Now here is where the story gets a little self-indulgent, but speaks to what a magic encounter we had that day. I had gone through a very rough period from the spring of 2001 through the end of 2003/beginning of 2004. In brief, I turned 40 which was followed by the 9/11 attack on New York, the death of two grandmothers, my partner, David, becoming deathly ill, the death of a patient from medicines I had prescribed which made my soul feel nauseous, and then turning 42, the age my mother was when she died. It was an intense period but the intensity of what I was going through felt somehow larger than the sum of all those events. By the time I had met Annapurna, the worst part was lifting though I still felt tenuous and reeling. She asked me my astrological sign (how 60’s!). I replied that I was a triple cancer to which she said, “wow, you’ve just come through a rough 2 and a half year period.” She said something about Mercury, etc. But I was just floored by her statement. I had been so cocksure before 2001 in the worst new-agey way. Then I was brought to my knees from this extended period. Annapurna caught me as I was brushing off but still dazed and wondering how to proceed. Her statement and the conversation that ensued helped steer me toward new openings when I wasn’t sure there were any. Let’s say I was having a crisis of faith.

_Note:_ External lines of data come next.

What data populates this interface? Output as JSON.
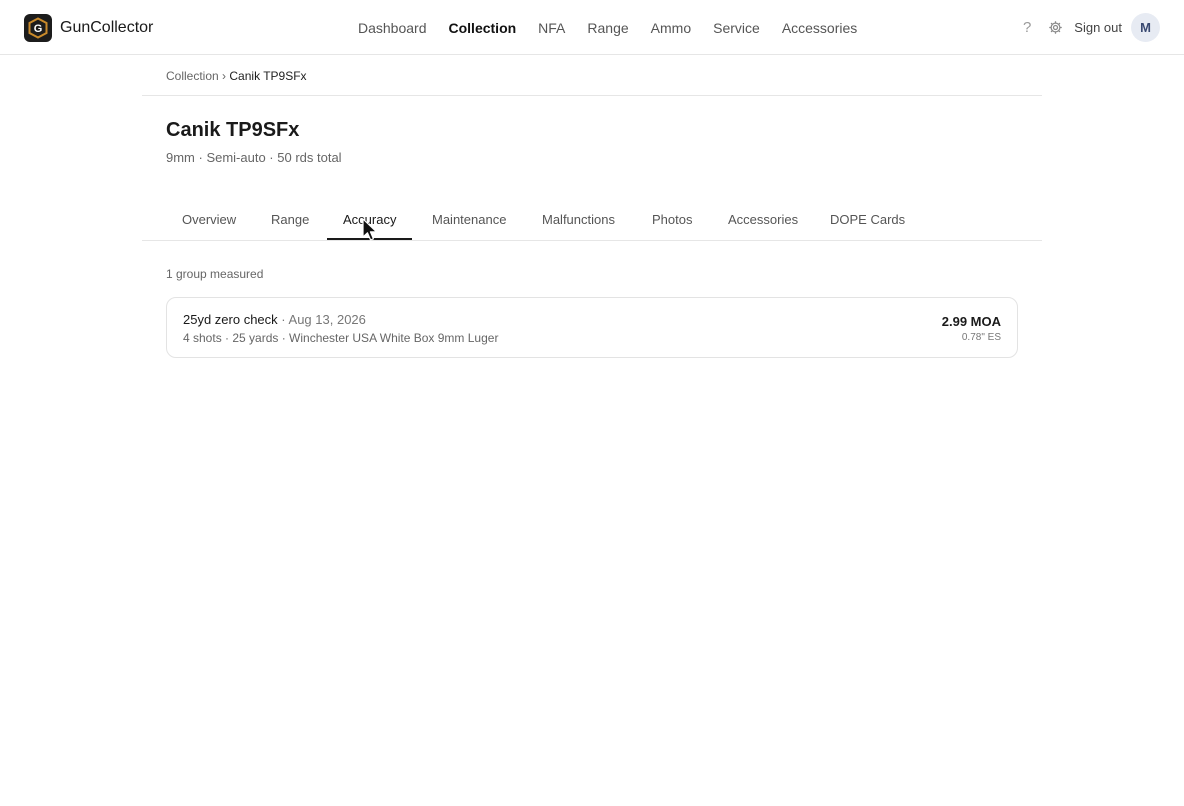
{
  "app": {
    "name": "GunCollector",
    "logo_letter": "G"
  },
  "nav": {
    "items": [
      {
        "label": "Dashboard",
        "active": false
      },
      {
        "label": "Collection",
        "active": true
      },
      {
        "label": "NFA",
        "active": false
      },
      {
        "label": "Range",
        "active": false
      },
      {
        "label": "Ammo",
        "active": false
      },
      {
        "label": "Service",
        "active": false
      },
      {
        "label": "Accessories",
        "active": false
      }
    ]
  },
  "header_tools": {
    "help_label": "?",
    "settings_icon": "gear-icon",
    "sign_out": "Sign out",
    "avatar_initial": "M"
  },
  "breadcrumb": {
    "parent": "Collection",
    "separator": "›",
    "current": "Canik TP9SFx"
  },
  "firearm": {
    "title": "Canik TP9SFx",
    "subtitle": "9mm · Semi-auto · 50 rds total"
  },
  "tabs": [
    {
      "label": "Overview"
    },
    {
      "label": "Range"
    },
    {
      "label": "Accuracy",
      "active": true
    },
    {
      "label": "Maintenance"
    },
    {
      "label": "Malfunctions"
    },
    {
      "label": "Photos"
    },
    {
      "label": "Accessories"
    },
    {
      "label": "DOPE Cards"
    }
  ],
  "accuracy": {
    "count_text": "1 group measured",
    "groups": [
      {
        "name": "25yd zero check",
        "date": "Aug 13, 2026",
        "meta": "4 shots · 25 yards · Winchester USA White Box 9mm Luger",
        "moa": "2.99 MOA",
        "es": "0.78\" ES"
      }
    ]
  },
  "colors": {
    "accent": "#1a1a1a",
    "logo_bg": "#1c1c1c",
    "logo_gold": "#c98a2b",
    "avatar_bg": "#e7ebf3"
  }
}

Annapurna got me in touch with Jo’Ann Ruhl, a psychic who read my chart and gave me some insights that further normalized that difficult period. Jo’Ann got me in touch with Irene Siegel, an EMDR practitioner, and my life again feels fresh and expansive. I don’t mean to have this sound like hyperbole. I really see that “chance” meeting in the plane as pivotal to where I am now. Annapurna was not pushy. She was a darling and seated right next to me when I need nothing other than what she had to say.

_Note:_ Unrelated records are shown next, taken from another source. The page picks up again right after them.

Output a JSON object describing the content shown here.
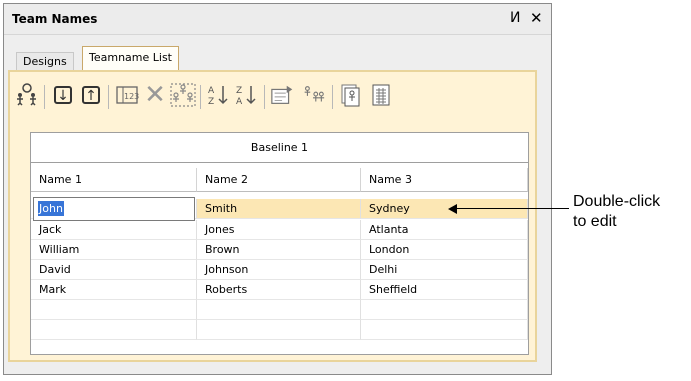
{
  "panel": {
    "title": "Team Names",
    "pin_glyph": "И",
    "close_glyph": "✕"
  },
  "tabs": [
    {
      "label": "Designs",
      "active": false
    },
    {
      "label": "Teamname List",
      "active": true
    }
  ],
  "toolbar_icons": [
    "add-person-icon",
    "move-down-icon",
    "move-up-icon",
    "numbering-icon",
    "delete-icon",
    "select-all-icon",
    "sort-ascending-icon",
    "sort-descending-icon",
    "properties-icon",
    "team-settings-icon",
    "import-icon",
    "export-icon"
  ],
  "grid": {
    "baseline": "Baseline 1",
    "columns": [
      "Name 1",
      "Name 2",
      "Name 3"
    ],
    "rows": [
      [
        "John",
        "Smith",
        "Sydney"
      ],
      [
        "Jack",
        "Jones",
        "Atlanta"
      ],
      [
        "William",
        "Brown",
        "London"
      ],
      [
        "David",
        "Johnson",
        "Delhi"
      ],
      [
        "Mark",
        "Roberts",
        "Sheffield"
      ],
      [
        "",
        "",
        ""
      ],
      [
        "",
        "",
        ""
      ]
    ]
  },
  "callout": {
    "line1": "Double-click",
    "line2": "to edit"
  },
  "colors": {
    "selected_row": "#fce7b4",
    "tab_frame": "#e9d49b",
    "text_selection": "#3875d7"
  }
}
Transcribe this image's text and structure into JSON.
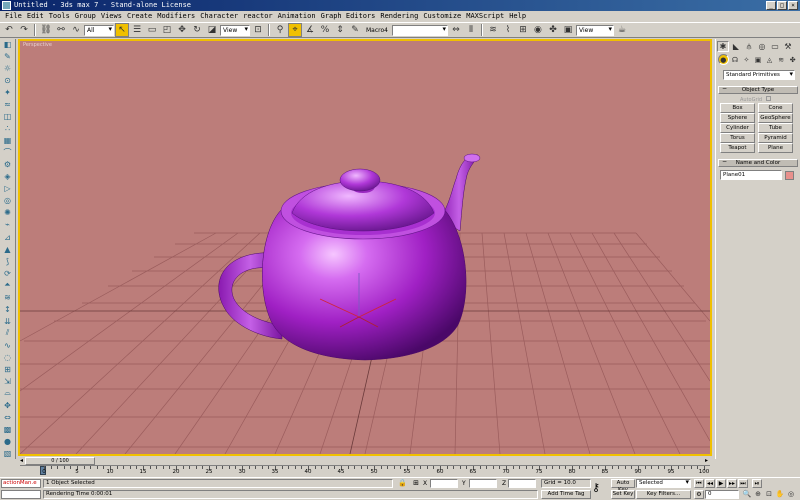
{
  "window": {
    "title": "Untitled - 3ds max 7 - Stand-alone License",
    "controls": [
      "_",
      "□",
      "×"
    ]
  },
  "menu": [
    "File",
    "Edit",
    "Tools",
    "Group",
    "Views",
    "Create",
    "Modifiers",
    "Character",
    "reactor",
    "Animation",
    "Graph Editors",
    "Rendering",
    "Customize",
    "MAXScript",
    "Help"
  ],
  "toolbar": {
    "filter_value": "All",
    "refcoord_value": "View",
    "selection_set_label": "Macro4",
    "named_selection_value": "",
    "render_type_value": "View"
  },
  "viewport": {
    "label": "Perspective",
    "bg_color": "#bc7d7a",
    "teapot_color": "#b040d0",
    "active_border": "#f0c000"
  },
  "command_panel": {
    "category_dropdown": "Standard Primitives",
    "object_type": {
      "header": "Object Type",
      "autogrid": "AutoGrid",
      "buttons": [
        "Box",
        "Cone",
        "Sphere",
        "GeoSphere",
        "Cylinder",
        "Tube",
        "Torus",
        "Pyramid",
        "Teapot",
        "Plane"
      ]
    },
    "name_color": {
      "header": "Name and Color",
      "name_value": "Plane01",
      "swatch_color": "#e8908c"
    }
  },
  "timeline": {
    "frame_display": "0 / 100",
    "ticks": [
      "0",
      "5",
      "10",
      "15",
      "20",
      "25",
      "30",
      "35",
      "40",
      "45",
      "50",
      "55",
      "60",
      "65",
      "70",
      "75",
      "80",
      "85",
      "90",
      "95",
      "100"
    ]
  },
  "status": {
    "maxscript_text": "actionMan.e",
    "selection_text": "1 Object Selected",
    "prompt_text": "Rendering Time  0:00:01",
    "x_label": "X",
    "y_label": "Y",
    "z_label": "Z",
    "grid_text": "Grid = 10.0",
    "add_time_tag": "Add Time Tag",
    "auto_key": "Auto Key",
    "set_key": "Set Key",
    "selected_dropdown": "Selected",
    "key_filters": "Key Filters...",
    "current_frame": "0"
  }
}
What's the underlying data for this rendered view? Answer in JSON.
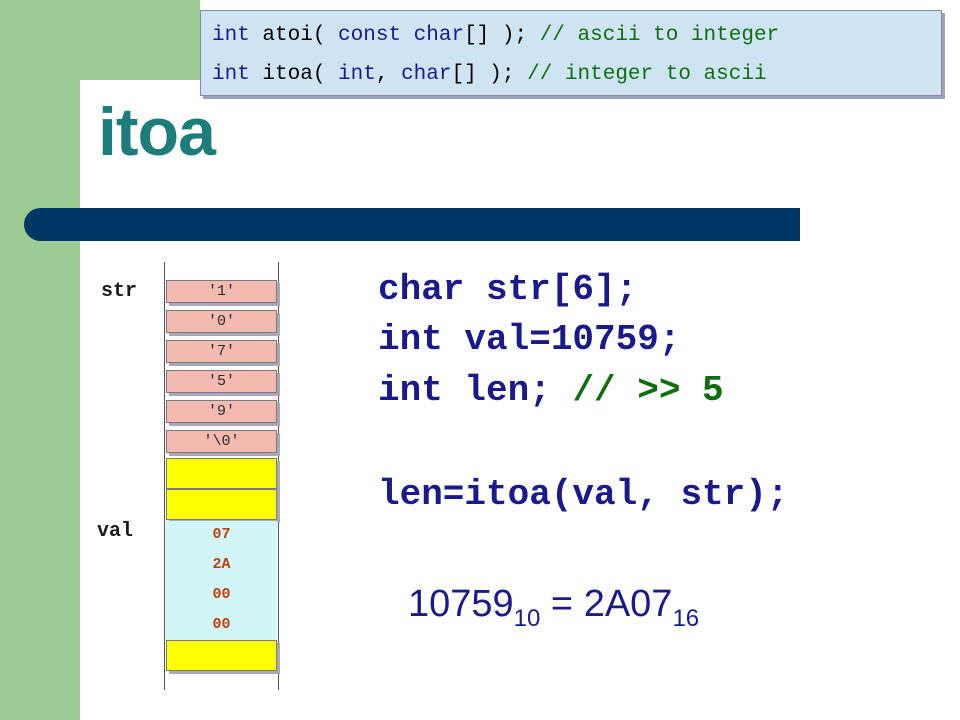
{
  "title": "itoa",
  "code_box": {
    "line1": {
      "a": "int",
      "b": " atoi( ",
      "c": "const",
      "d": " ",
      "e": "char",
      "f": "[] ); ",
      "g": "// ascii to integer"
    },
    "line2": {
      "a": "int",
      "b": " itoa( ",
      "c": "int",
      "d": ", ",
      "e": "char",
      "f": "[] ); ",
      "g": "// integer to ascii"
    }
  },
  "memory": {
    "str_label": "str",
    "val_label": "val",
    "str_cells": [
      "'1'",
      "'0'",
      "'7'",
      "'5'",
      "'9'",
      "'\\0'"
    ],
    "val_cells": [
      "07",
      "2A",
      "00",
      "00"
    ]
  },
  "code": {
    "line1": "char str[6];",
    "line2": "int val=10759;",
    "line3_code": "int len; ",
    "line3_comment": "// >> 5",
    "line4": "len=itoa(val, str);"
  },
  "equation": {
    "lhs": "10759",
    "lhs_base": "10",
    "op": " = ",
    "rhs": "2A07",
    "rhs_base": "16"
  },
  "colors": {
    "title": "#1d7d7a",
    "rule": "#003764",
    "sidebar": "#9ccc94",
    "str_cell": "#f4b9b0",
    "empty_cell": "#ffff00",
    "val_cell": "#d2f5f8",
    "val_text": "#c0400a",
    "code_text": "#1a1a8c",
    "comment_text": "#0f6e0f"
  }
}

In 2005, she met David and myself at the corner of Haight-Ashbury for tea at a nearby cafe. It was so nice to spend the afternoon with her. As I mentioned earlier, she was a doll. She was jubilant, unassuming, and pointed in her speech. When I found out she had died I was stunned and brokenhearted at the idea of her loss. But the sadness I feel about Annapurna dying coexists with immense gratitude. In the movie Shadowlands Anthony Hopkins and Debra Winger are lovers. DW is dying from cancer. While on vacation enjoying themselves, DW brings up her cancer. Hopkins interrupts her and says “let’s just have happy times”. She says, “the happiness we feel now is the sadness we feel later – that’s the deal.” Thus it is when I think about Annapurna, a mixture of feelings I wouldn’t miss for the world.

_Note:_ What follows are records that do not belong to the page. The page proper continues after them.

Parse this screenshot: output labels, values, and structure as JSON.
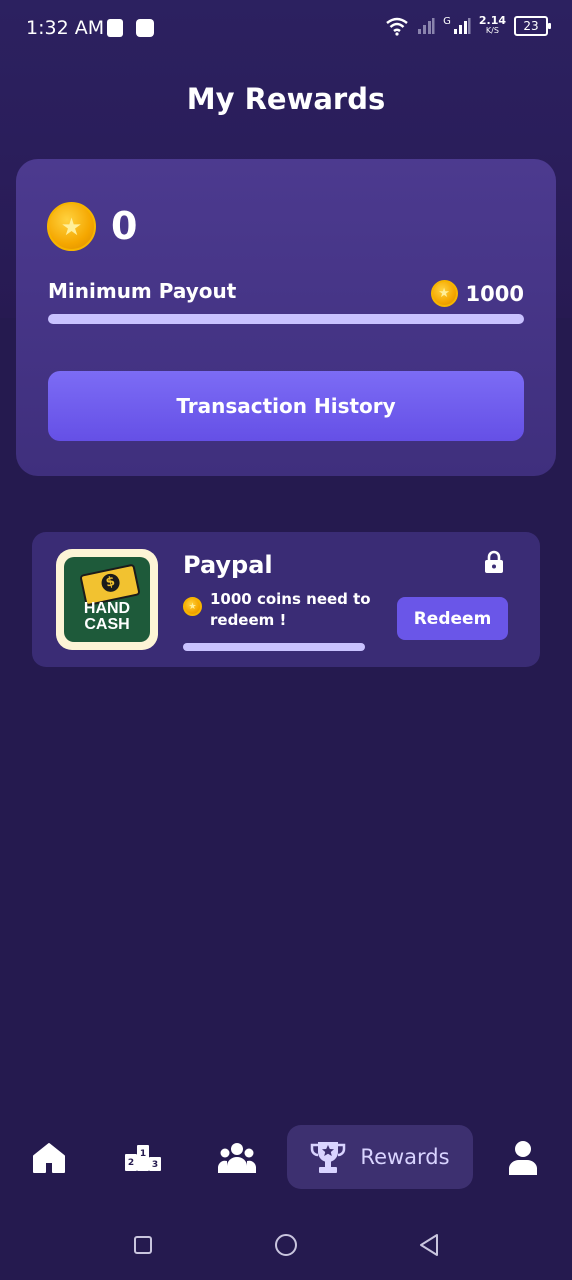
{
  "status_bar": {
    "time": "1:32 AM",
    "network_type": "G",
    "net_speed_value": "2.14",
    "net_speed_unit": "K/S",
    "battery": "23"
  },
  "page": {
    "title": "My Rewards"
  },
  "balance_card": {
    "balance": "0",
    "min_payout_label": "Minimum Payout",
    "min_payout_value": "1000",
    "progress_fraction": 0.0,
    "transaction_button_label": "Transaction History"
  },
  "reward_item": {
    "name": "Paypal",
    "thumbnail_text_line1": "HAND",
    "thumbnail_text_line2": "CASH",
    "thumbnail_currency_symbol": "$",
    "note": "1000 coins need to redeem !",
    "progress_fraction": 0.0,
    "redeem_label": "Redeem",
    "locked": true
  },
  "bottom_nav": {
    "items": [
      {
        "icon": "home-icon"
      },
      {
        "icon": "leaderboard-icon"
      },
      {
        "icon": "community-icon"
      },
      {
        "icon": "trophy-icon",
        "label": "Rewards",
        "active": true
      },
      {
        "icon": "profile-icon"
      }
    ]
  },
  "colors": {
    "background": "#251a4f",
    "card": "#3f2f7d",
    "accent": "#6a56e8",
    "progress_track": "#c9c2ff",
    "coin": "#f5a700"
  }
}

I wish for love and happiness for Annapurna and for all those who knew and loved her.

Steven Palmer

1 comment:

Unknown said...

I was moved by the gathering celebrating Annapurna's life and passing on Saturday nite.
So all day today (Sunday) I have been chanting the Sanskrit for the Heart Sutra that Annapurna sung so well:
gate/ gate/ paragate/ parasamgate/ bodhi/ svaha

What this mantra means to me is:
gone/ gone/ gone supremely/ even gone beyond any possible idea of what it means to be gone/ awake/ so-be-it

I feel Annapurna is guiding me into the emptiness where she now resides.